Cosa è, infatti, il sentimento che provano i bambini (in genere) nei confronti dei genitori per una lunga fase (quella dell’infanzia) se non una forma di infatuazione, di allucinazione, di distorsione ottica, dovute alla dipendenza fisica, materiale, oltre che affettiva?
E non accade lo stesso anche nei genitori alla nascita dei loro figli? Se questa fase nei genitori dura meno a lungo, ciò è forse dovuto solo al fatto che i genitori sono persone adulte, quindi non dipendenti materialmente dai figli e meno dipendenti di loro dal punto di vista affettivo.
La fase che segue alla fine dell’innamoramento non ci vede più passivi, cioè mossi da una passione, ma esige che diventiamo attivi, richiede quindi una scelta. Si sceglie, infatti, si decide di amare. Mentre non si sceglie, non si decide di innamorarsi. Si è piuttosto scelti dal sentimento dell’innamoramento.
Ecco perché l’amore è un sentimento (ammesso che sia solo un sentimento) molto più maturo e adulto dell’innamoramento.
Si sceglie, infatti, si decide, di amare l’altro/a, nonostante se ne vedano i difetti, nonostante se ne siano conosciuti i limiti, nonostante che molte sue qualità e molti suoi pregi, che all’inizio ci avevano fortemente attratti, si siano più o meno grandemente ridimensionati ai nostri occhi.
Si sceglie, si decide di amare, perché si prende consapevolezza che in natura, nelle cose umane non esiste la perfezione, che questa è un feticcio, un fantasma, e che la sua ricerca spasmodica e ossessiva ci condannerebbe alla solitudine, a un triste isolamento.
Si sceglie, decide di amare, perché si diventa consapevoli, che l’Altro rappresenta la nostra ombra, che insomma non è mai totalmente Altro, ma è anche una parte di noi. Che, attraverso l’Altro, possiamo entrare in contatto con la parte di noi che è in ombra e, quindi, crescere, evolvere, arricchirci di nuove dimensioni.

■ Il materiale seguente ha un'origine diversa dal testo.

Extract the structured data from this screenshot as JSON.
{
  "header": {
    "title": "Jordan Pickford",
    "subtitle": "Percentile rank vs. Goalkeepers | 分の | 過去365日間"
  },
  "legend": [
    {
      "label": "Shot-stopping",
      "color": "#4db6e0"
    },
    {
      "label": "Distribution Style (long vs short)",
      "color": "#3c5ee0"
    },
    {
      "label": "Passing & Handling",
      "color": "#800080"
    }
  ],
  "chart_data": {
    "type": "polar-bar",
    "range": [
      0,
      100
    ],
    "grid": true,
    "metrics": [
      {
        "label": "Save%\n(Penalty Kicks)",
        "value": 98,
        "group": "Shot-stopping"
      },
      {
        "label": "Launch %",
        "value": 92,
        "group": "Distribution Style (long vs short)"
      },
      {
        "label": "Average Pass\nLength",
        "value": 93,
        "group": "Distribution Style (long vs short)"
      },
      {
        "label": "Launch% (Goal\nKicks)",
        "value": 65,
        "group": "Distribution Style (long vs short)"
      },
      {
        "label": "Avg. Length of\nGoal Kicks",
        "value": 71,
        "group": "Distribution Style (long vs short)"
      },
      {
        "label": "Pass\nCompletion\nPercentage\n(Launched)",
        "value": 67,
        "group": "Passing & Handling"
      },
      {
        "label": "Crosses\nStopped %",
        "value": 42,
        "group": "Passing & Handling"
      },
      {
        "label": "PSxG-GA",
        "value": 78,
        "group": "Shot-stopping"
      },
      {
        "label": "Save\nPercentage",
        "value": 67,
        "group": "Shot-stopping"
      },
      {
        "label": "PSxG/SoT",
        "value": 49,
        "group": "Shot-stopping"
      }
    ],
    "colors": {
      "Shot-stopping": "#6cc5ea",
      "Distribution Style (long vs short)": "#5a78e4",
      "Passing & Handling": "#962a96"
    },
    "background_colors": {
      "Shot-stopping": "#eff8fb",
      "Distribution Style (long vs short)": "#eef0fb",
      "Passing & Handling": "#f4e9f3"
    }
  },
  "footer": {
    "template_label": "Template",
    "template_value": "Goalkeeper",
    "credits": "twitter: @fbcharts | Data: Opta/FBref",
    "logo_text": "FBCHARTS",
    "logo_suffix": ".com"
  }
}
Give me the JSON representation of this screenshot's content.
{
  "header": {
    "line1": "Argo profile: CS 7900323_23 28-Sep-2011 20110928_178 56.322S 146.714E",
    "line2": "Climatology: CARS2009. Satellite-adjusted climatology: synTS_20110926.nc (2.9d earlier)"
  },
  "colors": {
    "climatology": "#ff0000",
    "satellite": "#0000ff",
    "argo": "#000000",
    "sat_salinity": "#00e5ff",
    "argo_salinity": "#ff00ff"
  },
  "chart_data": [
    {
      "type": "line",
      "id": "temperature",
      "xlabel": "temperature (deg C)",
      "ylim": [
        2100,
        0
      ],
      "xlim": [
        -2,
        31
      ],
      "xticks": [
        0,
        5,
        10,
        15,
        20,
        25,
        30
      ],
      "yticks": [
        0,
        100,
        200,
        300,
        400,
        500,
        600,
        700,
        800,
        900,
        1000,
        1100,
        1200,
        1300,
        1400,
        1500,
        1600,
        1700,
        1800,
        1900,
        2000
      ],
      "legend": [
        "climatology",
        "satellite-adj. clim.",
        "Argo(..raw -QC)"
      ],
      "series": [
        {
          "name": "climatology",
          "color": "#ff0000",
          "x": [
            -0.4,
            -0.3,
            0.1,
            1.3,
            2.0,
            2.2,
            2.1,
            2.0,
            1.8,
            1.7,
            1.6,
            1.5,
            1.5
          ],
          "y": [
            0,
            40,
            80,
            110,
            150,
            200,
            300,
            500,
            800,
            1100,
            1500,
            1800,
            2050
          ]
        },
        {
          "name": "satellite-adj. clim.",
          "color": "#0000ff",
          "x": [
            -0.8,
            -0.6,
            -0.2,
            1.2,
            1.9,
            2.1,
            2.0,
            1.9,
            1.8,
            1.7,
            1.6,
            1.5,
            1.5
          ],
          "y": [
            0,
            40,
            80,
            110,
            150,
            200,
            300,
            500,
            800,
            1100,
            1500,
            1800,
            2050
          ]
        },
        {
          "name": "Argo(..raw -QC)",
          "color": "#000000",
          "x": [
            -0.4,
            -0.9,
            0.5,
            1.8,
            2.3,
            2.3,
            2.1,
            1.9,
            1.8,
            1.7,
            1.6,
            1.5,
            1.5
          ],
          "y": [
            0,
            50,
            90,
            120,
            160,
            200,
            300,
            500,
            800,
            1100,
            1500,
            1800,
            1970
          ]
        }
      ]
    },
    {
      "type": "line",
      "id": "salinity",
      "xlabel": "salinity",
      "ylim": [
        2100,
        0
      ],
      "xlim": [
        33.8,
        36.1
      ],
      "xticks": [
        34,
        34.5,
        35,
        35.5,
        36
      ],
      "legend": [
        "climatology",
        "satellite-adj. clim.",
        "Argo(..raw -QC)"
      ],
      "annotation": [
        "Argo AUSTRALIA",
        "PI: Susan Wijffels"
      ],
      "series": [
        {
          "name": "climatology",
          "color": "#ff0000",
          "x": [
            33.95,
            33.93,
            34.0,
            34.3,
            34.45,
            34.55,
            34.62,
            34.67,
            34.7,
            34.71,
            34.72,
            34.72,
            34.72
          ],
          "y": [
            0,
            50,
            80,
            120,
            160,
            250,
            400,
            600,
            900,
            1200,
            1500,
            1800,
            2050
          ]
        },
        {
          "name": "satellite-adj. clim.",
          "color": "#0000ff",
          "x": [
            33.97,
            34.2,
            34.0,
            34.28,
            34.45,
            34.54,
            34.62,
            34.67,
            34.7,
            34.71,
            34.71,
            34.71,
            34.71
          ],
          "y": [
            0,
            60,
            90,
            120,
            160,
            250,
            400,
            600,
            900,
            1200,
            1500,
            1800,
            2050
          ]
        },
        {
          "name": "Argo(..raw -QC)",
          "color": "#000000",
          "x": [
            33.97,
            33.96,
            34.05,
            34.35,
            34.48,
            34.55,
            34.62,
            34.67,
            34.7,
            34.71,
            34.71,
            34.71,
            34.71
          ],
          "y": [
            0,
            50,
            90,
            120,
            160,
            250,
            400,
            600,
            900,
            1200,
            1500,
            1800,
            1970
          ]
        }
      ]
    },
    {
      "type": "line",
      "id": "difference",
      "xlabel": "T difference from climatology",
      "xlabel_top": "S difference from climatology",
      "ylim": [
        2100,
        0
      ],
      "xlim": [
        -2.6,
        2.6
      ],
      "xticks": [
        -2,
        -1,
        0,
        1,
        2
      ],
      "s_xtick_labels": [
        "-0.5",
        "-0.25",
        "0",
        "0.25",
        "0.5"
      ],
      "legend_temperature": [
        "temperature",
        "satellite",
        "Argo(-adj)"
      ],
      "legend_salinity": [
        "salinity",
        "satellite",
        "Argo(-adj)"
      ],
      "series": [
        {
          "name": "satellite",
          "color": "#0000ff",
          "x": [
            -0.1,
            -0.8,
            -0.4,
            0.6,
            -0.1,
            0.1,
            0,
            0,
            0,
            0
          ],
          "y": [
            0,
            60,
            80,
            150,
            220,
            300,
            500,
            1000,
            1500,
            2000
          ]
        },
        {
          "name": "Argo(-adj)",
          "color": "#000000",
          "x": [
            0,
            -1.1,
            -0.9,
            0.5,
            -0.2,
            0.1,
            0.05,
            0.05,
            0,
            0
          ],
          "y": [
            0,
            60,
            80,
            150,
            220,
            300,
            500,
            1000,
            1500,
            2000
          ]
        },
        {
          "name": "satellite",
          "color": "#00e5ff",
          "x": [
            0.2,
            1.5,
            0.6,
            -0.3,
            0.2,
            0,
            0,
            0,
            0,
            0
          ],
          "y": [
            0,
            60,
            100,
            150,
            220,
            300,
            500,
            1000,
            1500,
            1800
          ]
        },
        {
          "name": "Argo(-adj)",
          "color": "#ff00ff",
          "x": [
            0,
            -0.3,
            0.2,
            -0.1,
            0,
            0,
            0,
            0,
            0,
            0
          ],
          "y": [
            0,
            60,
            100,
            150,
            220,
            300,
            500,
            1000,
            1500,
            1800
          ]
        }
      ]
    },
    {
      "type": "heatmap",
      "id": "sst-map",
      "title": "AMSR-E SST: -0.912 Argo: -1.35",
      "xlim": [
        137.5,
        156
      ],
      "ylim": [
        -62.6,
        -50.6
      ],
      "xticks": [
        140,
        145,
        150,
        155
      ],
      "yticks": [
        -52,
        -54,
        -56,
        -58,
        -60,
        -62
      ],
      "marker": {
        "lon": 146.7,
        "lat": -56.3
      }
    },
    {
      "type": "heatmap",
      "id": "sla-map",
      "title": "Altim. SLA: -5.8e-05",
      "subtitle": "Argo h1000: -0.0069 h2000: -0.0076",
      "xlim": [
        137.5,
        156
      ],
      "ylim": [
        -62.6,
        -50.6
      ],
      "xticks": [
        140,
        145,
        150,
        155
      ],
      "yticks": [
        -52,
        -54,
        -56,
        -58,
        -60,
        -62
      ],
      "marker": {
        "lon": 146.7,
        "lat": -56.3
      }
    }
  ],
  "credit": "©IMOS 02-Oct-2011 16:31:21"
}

Cosa che ci sarebbe impedita, se restassimo prigionieri del nostro narcisismo. Narcisismo che non viene per nulla intaccato dalle esperienze (per quanto molteplici) di innamoramento. Anzi queste semmai lo rinforzano e gli danno alimento ulteriore. Ma può essere messo in crisi e vinto in maniera significativa solo da reali esperienze di amore.